Much larger councils could have more ability to provide an alternative to the state government and provide better services, but this would require more than amalgamations; it would require a change in the financial and political balance between state and local governments. It seems inconceivable that the O'Farrell Government, or any other state government, would allow that.
If the NSW Government wants to genuinely improve local government, they should look beyond creating super-councils. The real crisis in representation is not in the small councils of eastern Sydney, but the big councils of Western Sydney. Councils like Blacktown, Parramatta, Campbelltown, as well as Sutherland, Hornsby and Sydney, have a ridiculously small number of councillors representing such a large area. Large suburban councils in the United Kingdom often have up to 40 elected councillors. Larger urban councils should consist of at least 25 councillors to represent all of their community.
Councillors currently get paid a small stipend to cover the costs of attending council meetings, and nothing more. If you wish to see councillors providing a higher quality of service, they need to be paid a wage and should be expected to treat their council work as an actual job, at least for part of the week, if not full-time.
Many local councillors treat their duties as extracurricular activities, and many local community figures can’t run for council because they can’t afford to take the time off from work to do the job well. This means that many councils are dominated by retired people, and those who own small businesses or have jobs which benefit from them sitting on council (such as real estate agents and political staffers).
The quality of council representation and respect for local government is no greater in big councils like Blacktown and Sutherland than in small inner-city councils, and is often lower. If you don’t fix these structural issues, council amalgamations will likely lead to a cut in services while doing nothing to strengthen local government.
Despite the grand scale of the Local Government Review Panel’s report, it’s unlikely that much of it will be implemented. Some communities may support amalgamation, but it’s very unlikely that elected councillors will come on board. Even limited council amalgamations will see many local councillors lose their seats. The kind of radical changes proposed in the Eastern Suburbs would see most current councillors kicked out of office. It’s unlikely that the NSW Government’s incentives will overcome this.
If the Government really wants to create "super-councils" in the Sydney region, it will need to come in over the top, forcing amalgamations on councils that are strongly opposed.
These amalgamations will be unpopular, both with voters and with many of the Liberal councillors swept in on the conservative tide last September.

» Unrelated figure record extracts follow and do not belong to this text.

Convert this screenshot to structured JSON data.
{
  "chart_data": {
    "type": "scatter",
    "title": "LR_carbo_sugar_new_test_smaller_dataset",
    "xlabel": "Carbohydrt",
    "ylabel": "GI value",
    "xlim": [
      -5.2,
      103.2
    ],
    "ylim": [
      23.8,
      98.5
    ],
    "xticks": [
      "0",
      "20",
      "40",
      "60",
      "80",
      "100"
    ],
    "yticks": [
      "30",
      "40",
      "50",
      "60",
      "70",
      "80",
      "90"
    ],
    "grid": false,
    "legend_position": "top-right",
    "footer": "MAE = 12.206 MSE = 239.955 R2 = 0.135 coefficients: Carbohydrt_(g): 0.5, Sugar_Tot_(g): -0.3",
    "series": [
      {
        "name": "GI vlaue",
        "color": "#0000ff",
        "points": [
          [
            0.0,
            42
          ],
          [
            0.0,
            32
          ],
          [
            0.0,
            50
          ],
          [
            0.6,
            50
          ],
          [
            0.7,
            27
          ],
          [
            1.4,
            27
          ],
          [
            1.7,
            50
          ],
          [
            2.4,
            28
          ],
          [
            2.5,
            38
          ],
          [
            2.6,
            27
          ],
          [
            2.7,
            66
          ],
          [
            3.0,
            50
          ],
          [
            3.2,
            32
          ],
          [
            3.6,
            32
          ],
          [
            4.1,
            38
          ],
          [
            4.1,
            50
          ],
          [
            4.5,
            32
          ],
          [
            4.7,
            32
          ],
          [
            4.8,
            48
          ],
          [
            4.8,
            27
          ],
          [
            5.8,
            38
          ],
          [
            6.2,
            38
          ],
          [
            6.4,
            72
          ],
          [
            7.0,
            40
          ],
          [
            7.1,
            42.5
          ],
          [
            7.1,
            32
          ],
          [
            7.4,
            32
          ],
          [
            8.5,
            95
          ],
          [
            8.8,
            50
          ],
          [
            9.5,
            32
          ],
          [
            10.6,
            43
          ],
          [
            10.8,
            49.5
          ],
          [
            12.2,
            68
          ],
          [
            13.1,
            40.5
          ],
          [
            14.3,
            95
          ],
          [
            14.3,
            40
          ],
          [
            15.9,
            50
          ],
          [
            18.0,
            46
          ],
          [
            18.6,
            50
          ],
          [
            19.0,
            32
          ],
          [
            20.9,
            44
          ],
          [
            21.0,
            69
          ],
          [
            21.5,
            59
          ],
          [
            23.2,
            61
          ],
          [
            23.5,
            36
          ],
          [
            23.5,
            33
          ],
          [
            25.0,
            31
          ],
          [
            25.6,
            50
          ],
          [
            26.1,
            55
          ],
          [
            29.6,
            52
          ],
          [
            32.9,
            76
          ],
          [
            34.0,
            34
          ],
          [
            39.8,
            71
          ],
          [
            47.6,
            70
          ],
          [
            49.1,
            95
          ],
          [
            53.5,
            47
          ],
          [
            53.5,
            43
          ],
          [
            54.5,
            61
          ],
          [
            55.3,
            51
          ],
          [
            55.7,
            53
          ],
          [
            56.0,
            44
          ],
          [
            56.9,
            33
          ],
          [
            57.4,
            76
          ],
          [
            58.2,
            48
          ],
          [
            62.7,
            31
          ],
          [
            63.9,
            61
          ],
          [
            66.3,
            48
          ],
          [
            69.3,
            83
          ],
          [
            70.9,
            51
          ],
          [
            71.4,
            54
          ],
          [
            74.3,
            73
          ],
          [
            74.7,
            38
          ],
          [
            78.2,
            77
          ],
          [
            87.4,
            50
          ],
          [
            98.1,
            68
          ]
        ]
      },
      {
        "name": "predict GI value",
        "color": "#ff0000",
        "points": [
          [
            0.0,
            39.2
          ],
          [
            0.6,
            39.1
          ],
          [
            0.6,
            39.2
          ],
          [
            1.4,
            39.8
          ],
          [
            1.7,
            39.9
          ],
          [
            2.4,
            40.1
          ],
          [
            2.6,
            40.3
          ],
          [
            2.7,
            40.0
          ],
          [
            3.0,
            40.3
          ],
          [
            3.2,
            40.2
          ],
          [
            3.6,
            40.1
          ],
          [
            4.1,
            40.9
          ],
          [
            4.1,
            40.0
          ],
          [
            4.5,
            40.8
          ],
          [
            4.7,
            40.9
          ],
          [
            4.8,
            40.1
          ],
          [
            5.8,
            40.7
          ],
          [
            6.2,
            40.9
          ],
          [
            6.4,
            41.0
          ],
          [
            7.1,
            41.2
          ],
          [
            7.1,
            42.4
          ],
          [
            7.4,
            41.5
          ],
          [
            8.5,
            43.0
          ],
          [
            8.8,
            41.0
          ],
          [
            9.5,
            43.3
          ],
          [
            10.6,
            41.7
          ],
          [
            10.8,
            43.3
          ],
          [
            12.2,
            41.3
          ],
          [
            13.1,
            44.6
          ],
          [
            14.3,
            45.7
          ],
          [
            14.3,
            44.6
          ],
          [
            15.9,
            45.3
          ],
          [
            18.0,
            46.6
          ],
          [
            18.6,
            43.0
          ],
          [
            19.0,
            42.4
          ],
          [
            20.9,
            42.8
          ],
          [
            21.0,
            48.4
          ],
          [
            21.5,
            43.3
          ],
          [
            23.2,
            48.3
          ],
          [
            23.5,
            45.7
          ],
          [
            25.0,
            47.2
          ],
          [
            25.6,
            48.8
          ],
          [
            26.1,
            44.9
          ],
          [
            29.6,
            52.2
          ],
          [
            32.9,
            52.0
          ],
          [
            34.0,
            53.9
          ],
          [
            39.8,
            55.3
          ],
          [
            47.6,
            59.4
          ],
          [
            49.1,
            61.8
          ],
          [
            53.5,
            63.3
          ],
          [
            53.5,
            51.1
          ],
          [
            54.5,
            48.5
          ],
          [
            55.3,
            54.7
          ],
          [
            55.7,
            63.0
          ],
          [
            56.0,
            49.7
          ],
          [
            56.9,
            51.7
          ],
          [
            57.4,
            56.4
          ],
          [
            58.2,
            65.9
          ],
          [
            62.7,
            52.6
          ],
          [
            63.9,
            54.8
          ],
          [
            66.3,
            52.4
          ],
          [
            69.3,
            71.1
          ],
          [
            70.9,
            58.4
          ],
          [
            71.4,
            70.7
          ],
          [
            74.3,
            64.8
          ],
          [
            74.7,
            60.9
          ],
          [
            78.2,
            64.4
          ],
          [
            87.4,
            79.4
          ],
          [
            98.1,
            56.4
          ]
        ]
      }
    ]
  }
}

Will Liberal MPs in the eastern suburbs and on the north shore continue to support reform plans if they face a backlash from their residents and their allies on local councils in their electorates?
Since their election in March 2011, the O’Farrell Government has continued the work of previous governments in taking responsibility for major developments out of the hands of councils and ensuring that local councils are kept out of the way of important decisions. Now that they have achieved this, why would they expend political capital to implement unpopular amalgamations?